Tornadoes in Los Angeles, huge hail stones in Tokyo, a tidal wave in New York -- it's all part of the fun in The Day After Tomorrow, a disaster epic that is to film what Classics Comics Illustrated is to literature. Large type. Big pictures.
A special-effects extravaganza about a catastrophic modern ice age, The Day After Tomorrow is completely and unabashedly a B-movie, and a terrific B-movie at that.
Like its ancestors (Towering Inferno, Earthquake) The Day After Tomorrow involves a big cast, dodgy science, heinous dialogue, wooden acting, extraneous romance, dubious events, grim determination! and some apocalypse-induced philosophical discourse. Well, not really. But they are spectacular disaster effects.

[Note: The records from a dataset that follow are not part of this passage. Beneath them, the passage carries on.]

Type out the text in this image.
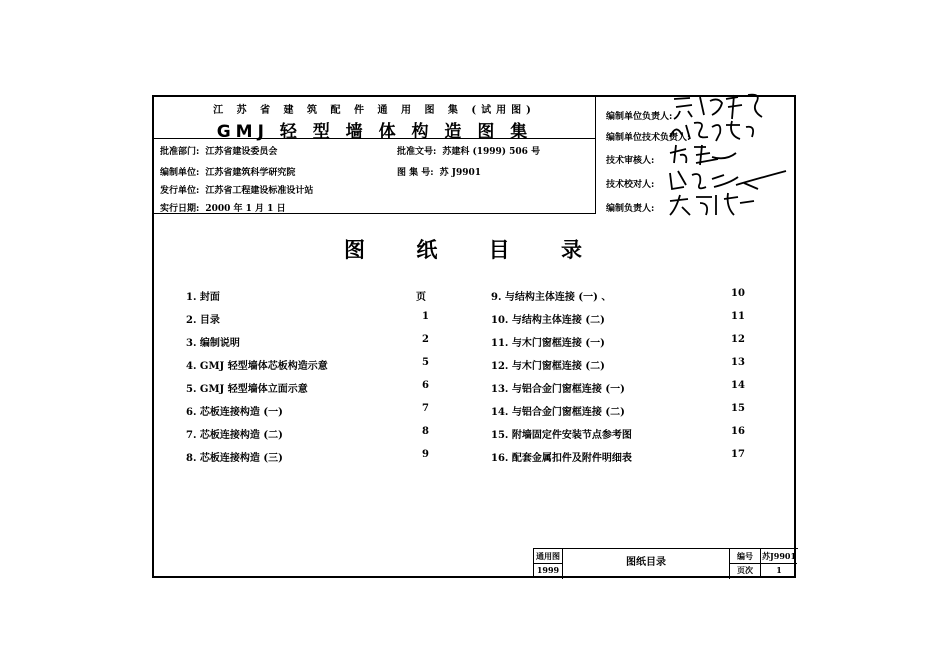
江 苏 省 建 筑 配 件 通 用 图 集 (试用图)
GMJ 轻 型 墙 体 构 造 图 集
批准部门: 江苏省建设委员会	批准文号: 苏建科 (1999) 506 号
编制单位: 江苏省建筑科学研究院	图 集 号: 苏 J9901
发行单位: 江苏省工程建设标准设计站
实行日期: 2000 年 1 月 1 日
编制单位负责人:
编制单位技术负责人:
技术审核人:
技术校对人:
编制负责人:
图 纸 目 录
页
1. 封面
2. 目录	1
3. 编制说明	2
4. GMJ 轻型墙体芯板构造示意	5
5. GMJ 轻型墙体立面示意	6
6. 芯板连接构造 (一)	7
7. 芯板连接构造 (二)	8
8. 芯板连接构造 (三)	9
9. 与结构主体连接 (一) 、	10
10. 与结构主体连接 (二)	11
11. 与木门窗框连接 (一)	12
12. 与木门窗框连接 (二)	13
13. 与铝合金门窗框连接 (一)	14
14. 与铝合金门窗框连接 (二)	15
15. 附墙固定件安装节点参考图	16
16. 配套金属扣件及附件明细表	17
通用图
1999
图纸目录
编号	苏J9901
页次	1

The story stalls from time to time -- mostly over the usual pesky attempts at narrative or character development -- but the thrill aspect never wanes.
Here's the story: Dennis Quaid plays a scientist who warns the world that big weather trouble is coming, the world doesn't listen, and caramba! That's about it.

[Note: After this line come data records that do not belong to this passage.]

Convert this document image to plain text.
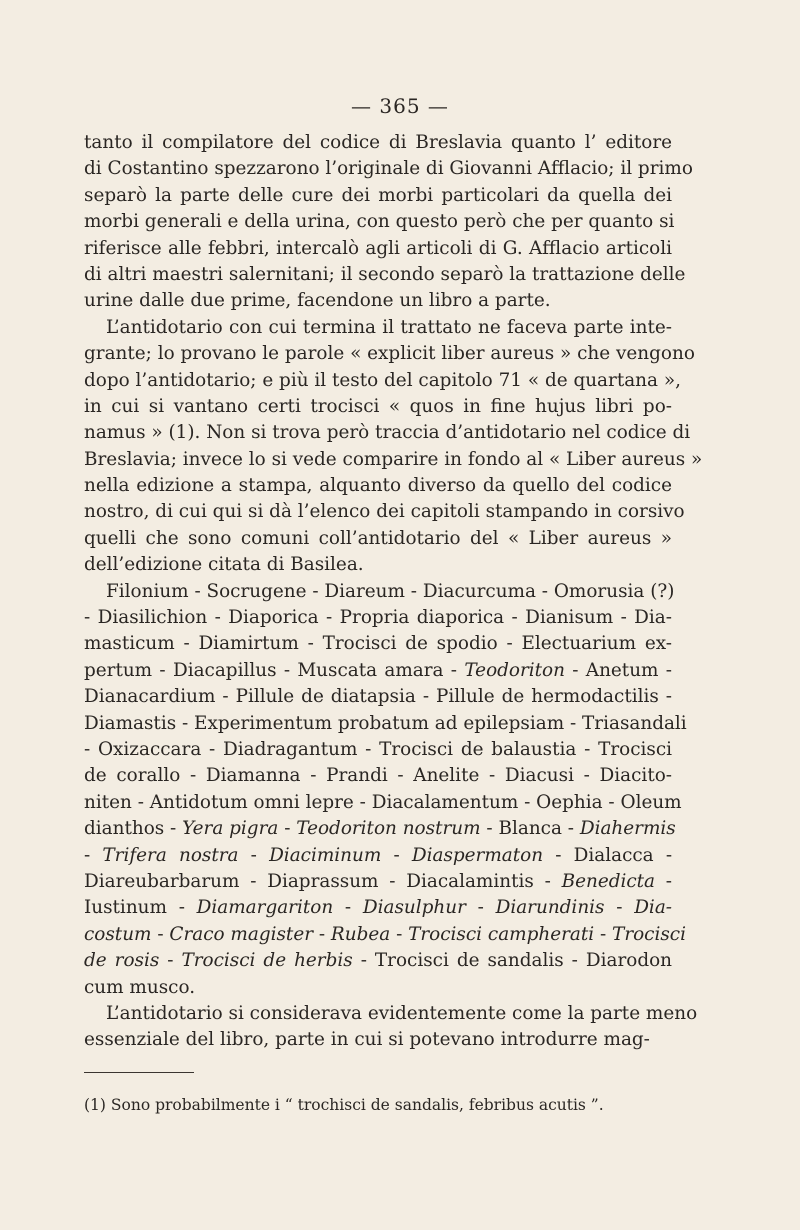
— 365 —
tanto il compilatore del codice di Breslavia quanto l’ editore
di Costantino spezzarono l’originale di Giovanni Afflacio; il primo
separò la parte delle cure dei morbi particolari da quella dei
morbi generali e della urina, con questo però che per quanto si
riferisce alle febbri, intercalò agli articoli di G. Afflacio articoli
di altri maestri salernitani; il secondo separò la trattazione delle
urine dalle due prime, facendone un libro a parte.
L’antidotario con cui termina il trattato ne faceva parte inte-
grante; lo provano le parole « explicit liber aureus » che vengono
dopo l’antidotario; e più il testo del capitolo 71 « de quartana »,
in cui si vantano certi trocisci « quos in fine hujus libri po-
namus » (1). Non si trova però traccia d’antidotario nel codice di
Breslavia; invece lo si vede comparire in fondo al « Liber aureus »
nella edizione a stampa, alquanto diverso da quello del codice
nostro, di cui qui si dà l’elenco dei capitoli stampando in corsivo
quelli che sono comuni coll’antidotario del « Liber aureus »
dell’edizione citata di Basilea.
Filonium - Socrugene - Diareum - Diacurcuma - Omorusia (?)
- Diasilichion - Diaporica - Propria diaporica - Dianisum - Dia-
masticum - Diamirtum - Trocisci de spodio - Electuarium ex-
pertum - Diacapillus - Muscata amara - Teodoriton - Anetum -
Dianacardium - Pillule de diatapsia - Pillule de hermodactilis -
Diamastis - Experimentum probatum ad epilepsiam - Triasandali
- Oxizaccara - Diadragantum - Trocisci de balaustia - Trocisci
de corallo - Diamanna - Prandi - Anelite - Diacusi - Diacito-
niten - Antidotum omni lepre - Diacalamentum - Oephia - Oleum
dianthos - Yera pigra - Teodoriton nostrum - Blanca - Diahermis
- Trifera nostra - Diaciminum - Diaspermaton - Dialacca -
Diareubarbarum - Diaprassum - Diacalamintis - Benedicta -
Iustinum - Diamargariton - Diasulphur - Diarundinis - Dia-
costum - Craco magister - Rubea - Trocisci campherati - Trocisci
de rosis - Trocisci de herbis - Trocisci de sandalis - Diarodon
cum musco.
L’antidotario si considerava evidentemente come la parte meno
essenziale del libro, parte in cui si potevano introdurre mag-
(1) Sono probabilmente i “ trochisci de sandalis, febribus acutis ”.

Sela Ward is Quaid's wife, Jake Gyllenhaal is his son, Ian Holm plays a Scottish scientist. Just to move the tension up a bit, Gyllenhaal and his high-school buddies require rescuing from Manhattan. But all of New York is awash in rapidly-freezing water!!! What to do!!!

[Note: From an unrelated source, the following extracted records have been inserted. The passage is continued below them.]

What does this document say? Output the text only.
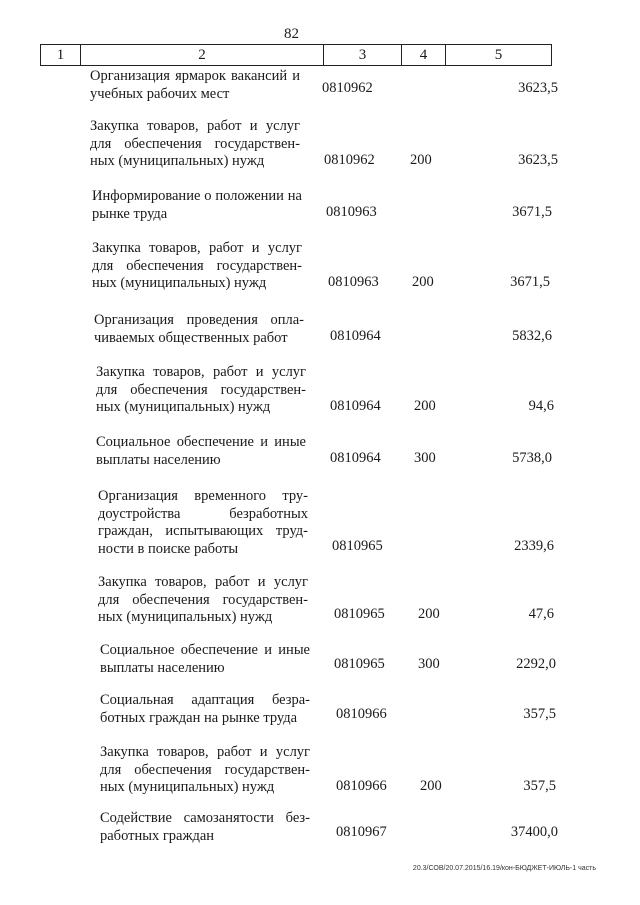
82
1	2	3	4	5
Организация ярмарок вакансий и учебных рабочих мест	0810962	3623,5
Закупка товаров, работ и услуг для обеспечения государствен- ных (муниципальных) нужд	0810962 200	3623,5
Информирование о положении на рынке труда	0810963	3671,5
Закупка товаров, работ и услуг для обеспечения государствен- ных (муниципальных) нужд	0810963 200	3671,5
Организация проведения опла- чиваемых общественных работ	0810964	5832,6
Закупка товаров, работ и услуг для обеспечения государствен- ных (муниципальных) нужд	0810964 200	94,6
Социальное обеспечение и иные выплаты населению	0810964 300	5738,0
Организация временного тру- доустройства безработных граждан, испытывающих труд- ности в поиске работы	0810965	2339,6
Закупка товаров, работ и услуг для обеспечения государствен- ных (муниципальных) нужд	0810965 200	47,6
Социальное обеспечение и иные выплаты населению	0810965 300	2292,0
Социальная адаптация безра- ботных граждан на рынке труда	0810966	357,5
Закупка товаров, работ и услуг для обеспечения государствен- ных (муниципальных) нужд	0810966 200	357,5
Содействие самозанятости без- работных граждан	0810967	37400,0
20.3/СОВ/20.07.2015/16.19/кон-БЮДЖЕТ-ИЮЛЬ-1 часть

Can dad/scientist Dennis Quaid find a way?!!!
Oh, boy. Even though Canada bites the bullet early on in the global destruction, being so northerly and all, the country remains represented: Kenneth Welsh plays the U.S. Vice-President and you'll glimpse Chuck Shamata, Mimi Kuzyk, Sheila McCarthy and other true north types wandering in and out of the story.
The Day After Tomorrow has some very amusing political elements, particularly when Americans are evacuated to Mexico and Mexico closes her borders to the onslaught of unwelcome immigrants. There are a couple of intentional jokes in the movie and plenty of other inadvertently hilarious material, so there's more going on than just jaw-dropping cataclysmic activity. But not much.
Did we mention the pack of starving wolves?
N.B. Parents: This film contains the stuff of nightmares for children younger than about 11 or 12.